Under the terms of the treaty arrangements which then governed Berlin, the Chancellor had to visit the city as MT’s guest, which must have been irksome for him. Even then the Soviets made a fuss about it all and the East German STASI opened a file on her, which was released a few years back; it shows they rather admired her toughness. Kohl irritated Weizsacker by attending his meeting with MT without invitation (bringing Frau Kohl to it as well).

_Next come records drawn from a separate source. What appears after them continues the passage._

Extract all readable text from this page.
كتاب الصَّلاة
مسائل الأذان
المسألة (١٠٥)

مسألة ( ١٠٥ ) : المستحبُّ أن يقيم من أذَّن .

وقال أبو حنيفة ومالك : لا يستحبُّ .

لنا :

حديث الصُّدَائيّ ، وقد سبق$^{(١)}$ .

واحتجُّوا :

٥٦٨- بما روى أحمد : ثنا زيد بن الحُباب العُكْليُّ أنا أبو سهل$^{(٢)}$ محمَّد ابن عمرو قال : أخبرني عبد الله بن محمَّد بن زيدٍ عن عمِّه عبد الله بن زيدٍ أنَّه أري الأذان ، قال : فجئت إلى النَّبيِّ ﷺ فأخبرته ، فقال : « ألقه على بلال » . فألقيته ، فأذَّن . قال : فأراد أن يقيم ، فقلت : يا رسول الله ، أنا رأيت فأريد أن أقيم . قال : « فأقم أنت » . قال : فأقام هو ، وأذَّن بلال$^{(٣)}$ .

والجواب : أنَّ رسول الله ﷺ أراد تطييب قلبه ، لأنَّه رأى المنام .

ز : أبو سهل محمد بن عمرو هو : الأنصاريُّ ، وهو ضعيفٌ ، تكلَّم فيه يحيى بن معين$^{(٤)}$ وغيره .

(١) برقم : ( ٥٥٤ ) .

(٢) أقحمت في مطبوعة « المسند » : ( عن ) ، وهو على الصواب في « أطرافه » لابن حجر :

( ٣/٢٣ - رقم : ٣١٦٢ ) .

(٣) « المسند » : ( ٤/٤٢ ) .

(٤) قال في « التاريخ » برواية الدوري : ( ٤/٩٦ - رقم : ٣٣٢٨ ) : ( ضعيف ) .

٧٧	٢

On 4 December Gow sent her some Central Office poll results, commenting: "1. Herewith latest Gallup and MORI polls. 2. The really interesting one is about the Common Market. 3. We must not present ourselves - and I know that you will not - as unconditional supporters of the EEC. The Community becomes daily less popular". 54 per cent would vote to leave; if it broke up 34 per cent would be indifferent and 42 per cent relieved; 54 per cent thought the government were "not tough enough" in dealing with it.